Riding on the winds of time

Riding on the winds of time

Though it has a standard good-versus-evil premise, this first book in the internationally bestselling fantasy series has the right amount of action, suspense and emotion to keep you glued.

The Eye Of The World

As an ardent lover of fantasy fiction, discovering a new series that I enjoy reading brings forth a particular kind of joy like none other. I think it is a feeling most readers can relate to and one I constantly seek as I move from one book to the next. It is a feeling that slowly creeps up on you as you turn the pages; it hits you full in the face when you realise you have found your next favourite book (until it hits you again of course). Needless to say, I have read a lot of fantasy over the years. Some that I have loved, read, and reread until the bindings gave way, others that I could not finish out of sheer boredom. Yet, every once in a while, I am able to lay my hands on a book that makes me go wow. One of these is The Eye of The World by Robert Jordan, the first book from the Wheel of Time series.

“The Wheel of Time turns, and Ages come and pass, leaving memories that become legend. Legend fades to myth, and even myth is long forgotten when the Age that gave it birth comes again. What was, what will be, and what is, may yet fall under the Shadow. Let the Dragon ride again on the winds of time.”

At the dawn of time, the Creator forged the universe, the Wheel of Time that rotates by the One Power and spins the Pattern of the Ages with men and women on the spool, and imprisoned the Dark One to keep him away from the Wheel. In the Age of Legends, an Aes Sedai (a person who can channel the One Power) group accidentally breaches the Dark One’s prison allowing him into the world where his influence seeps to rally the easily corruptible to his cause in an effort to completely break open his bonds. In response, the Wheel spins out the Dragon, a channeler of the One Power, to be a champion of the Light. However, at the end of a nearly victorious battle, the Dragon is defeated and human life is shadowed by the prophecy that the Dark One will break out of his prison unless the Dragon is reborn.

Edge of danger

Set at the close of the Third Age, The Eye of The World follows three young men, one of whom is likely the Dragon reborn, and two women from a village called Two Rivers, who have seemingly become the whorl around which the Wheel is spinning its pattern.

After narrowly escaping death, they travel with an odd collection of companions to a place where they can be protected from the Dark One’s forces until the time comes when they must stand against him.

As plots go, the book follows the standard good-versus-evil story with heroes going through trials and tribulations, skirting about the edges of danger, until the moment they face their enemy.
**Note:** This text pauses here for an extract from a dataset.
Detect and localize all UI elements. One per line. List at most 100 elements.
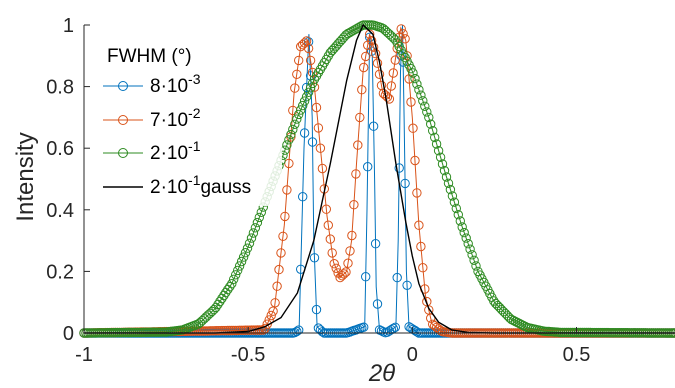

Nothing about the book is particularly different or innovative. At a whopping 800+ pages, you would even expect it to get boring. Yet, despite the slow pace and cliché characters, the book is a stunning piece of literature that should be read by all enthusiasts of the fantasy genre.

The perfect fantasy novel for me is one that builds up its universe without endless lines of description that makes visualising the world a tedious exercise. The fantasy books I have enjoyed the most are ones that flow effortlessly even if they end up being long-drawn-out accounts.

Robert Jordan has masterfully created a richly imagined world that unfolds in such an organic way that you don’t even realise you have gone through pages of world-building because you learn about it through the protagonists’ eyes and mouths as they venture beyond the boundaries of the only village they have ever known. Jordan adds the perfect amount of action, suspense, description, and emotion to every chapter, balancing out the daunting task of creating a new world with easing the reader into it all.

As I read The Eye of the World I felt a sort of déjà vu, for the book evoked in me the exact I-am-falling-in-love-with-this-world feeling I’ve felt once before while reading Christopher Paolini’s Inheritance Cycle. It completely captured my imagination and I see hours of my future being spent in finishing this series.

I am not even in the slightest alarmed by the challenge the set of 14 books poses. I look forward to it rather and envy those who get to experience its introduction for the first time.

With The Wheel of The Time series streaming now on an OTT platform, it’s the perfect time for readers to explore the magic of the written world before watching it.